Status: Experimental Prototype
This repository is an AI-assisted “vibe coding” experiment, not a finished or polished game AI.
This repository contains a small Python prototype that applies an AlphaZero-style search (MCTS + neural network) to a simplified, offline version of the StarCraft II arcade map “New Random Tower Defense”.
To avoid confusion:
- It is not a general StarCraft II reinforcement learning agent.
- It does not connect to the live SC2 client or play ladder games.
- It does not represent my low-level implementation skills in RL or deep learning.
Instead, this code runs a standalone grid-based simulation that imitates some of the decision structure of the arcade tower defense game (e.g. tower placement along fixed mob paths), in order to test an AlphaZero-style loop in a toy setting.
This project was built as an explicit AI-assisted “vibe coding” experiment:
-
Most of the concrete Python code was written by AI (LLMs).
- MCTS scaffolding
- Environment wrappers
- Training loop boilerplate
- Model class structure
-
My contribution is primarily conceptual and architectural:
- Describing the mechanics and constraints of New Random Tower Defense
- Proposing state and action representations (grid, lanes, tower slots)
- Designing and iterating on reward ideas
- Steering and editing AI-generated code to roughly match those ideas
Please do not treat this repository as a portfolio of “pure hand-written RL code.”

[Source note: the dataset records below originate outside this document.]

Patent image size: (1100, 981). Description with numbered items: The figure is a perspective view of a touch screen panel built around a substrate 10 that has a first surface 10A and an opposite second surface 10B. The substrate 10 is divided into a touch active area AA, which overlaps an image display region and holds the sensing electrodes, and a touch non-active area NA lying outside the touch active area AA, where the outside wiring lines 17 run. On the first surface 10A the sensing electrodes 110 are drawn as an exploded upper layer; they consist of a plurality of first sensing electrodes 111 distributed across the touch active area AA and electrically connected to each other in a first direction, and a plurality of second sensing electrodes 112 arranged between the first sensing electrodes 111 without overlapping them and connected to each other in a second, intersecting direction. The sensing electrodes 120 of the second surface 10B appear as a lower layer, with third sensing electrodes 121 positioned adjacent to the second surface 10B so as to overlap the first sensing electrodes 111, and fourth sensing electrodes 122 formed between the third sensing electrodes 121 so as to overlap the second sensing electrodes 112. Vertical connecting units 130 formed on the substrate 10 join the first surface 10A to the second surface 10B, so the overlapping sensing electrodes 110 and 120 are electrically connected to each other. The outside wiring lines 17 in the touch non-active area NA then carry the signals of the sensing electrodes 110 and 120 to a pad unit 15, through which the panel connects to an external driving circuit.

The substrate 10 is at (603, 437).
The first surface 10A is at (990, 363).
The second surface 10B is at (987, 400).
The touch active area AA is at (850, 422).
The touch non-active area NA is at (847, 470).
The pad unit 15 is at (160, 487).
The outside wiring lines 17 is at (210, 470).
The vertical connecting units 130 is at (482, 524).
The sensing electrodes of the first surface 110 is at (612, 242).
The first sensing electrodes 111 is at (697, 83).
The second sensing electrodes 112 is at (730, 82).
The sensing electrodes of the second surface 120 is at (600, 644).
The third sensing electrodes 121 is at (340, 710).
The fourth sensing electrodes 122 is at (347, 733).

It is closer to a log of how I used AI tools to prototype and explore an idea.
The main goals of this prototype are:
- to represent tower-defense states on a discrete grid,
- to use Monte Carlo Tree Search (MCTS) guided by a neural network,
- and to see whether AlphaZero-style self-play can discover sensible tower placement policies in a simplified offline environment.
It should be viewed as:
- experimental,
- unstable,
- and primarily educational / exploratory.
Core files:
-
alpha_mcts.py
Monte Carlo Tree Search implementation:- selection
- expansion
- simulation
- backpropagation
-
alpha_env.py
Custom environment wrapper:- defines the grid-based state and action space
- encodes a simplified tower-defense reward
- tracks mob progress along lanes
-
alpha_model.py
Neural network used by MCTS:- policy head (action probabilities over legal tower placements)
- value head (estimated outcome of a state)
-
alpha_train.py
AlphaZero-style training loop:- runs self-play episodes using MCTS + current network
- stores game histories
- periodically updates the network from collected data
-
alpha_rtd.py
Example script for running the agent in a specific Random Tower Defense scenario. -
alpha_common.py
Shared helpers:- loading grid/waypoint CSVs
- configuration utilities
-
config.json
Central configuration for hyperparameters (learning rate, number of simulations, etc.).
Data files:
-
mob_path_waypoints_v2.csv
Approximate creep/mob path waypoints for the offline grid simulation. -
grid with lane and slot.csv
Grid layout specification:- lane paths
- valid tower slots
- blocked cells
git clone https://github.com/7riangle/sc2-rtd-alphazero.git
cd sc2-rtd-alphazeroRequires Python 3.8+.
If you have a requirements.txt:
pip install -r requirements.txtOr install core libraries manually:
pip install numpy pandas gymnasium torchOptionally, for plotting and progress bars:
pip install matplotlib tqdmCurrently, the code expects the CSV files to be in the repository root directory:
mob_path_waypoints_v2.csvgrid with lane and slot.csv
If you move them into a data/ folder, you will need to update the paths in alpha_common.py (and any other script that loads these files).
python alpha_train.pyThis starts an AlphaZero-style self-play loop in the offline grid environment:
- the agent generates games using MCTS + the current network,
- game data is stored,
- and the network is updated from these examples.
python alpha_rtd.pyThis runs the agent in a configured tower-defense scenario, using the current model parameters and environment settings.
- MCTS behaviour in terminal / edge states needs further debugging.
- Environment code should be refactored to support flexible relative paths (e.g.
data/directory). - Reward signals are simple and may need redesign to avoid degenerate behaviour.
- Code structure could be simplified (some functions are longer than necessary).
- No formal evaluation or baselines are implemented yet.
To be explicit:
- This project does not connect to the live StarCraft II client.
- It does not control units or play online games.
- It is a standalone Python simulation that borrows the basic idea of the “New Random Tower Defense” arcade map and applies an AlphaZero-style search to a simplified grid version of that idea.
- The code is largely AI-generated, based on my high-level descriptions of the game logic and reward structure.
If you are interested in this kind of experiment, feel free to fork, modify, or strip down the code for your own tower-defense or grid-based toy environments.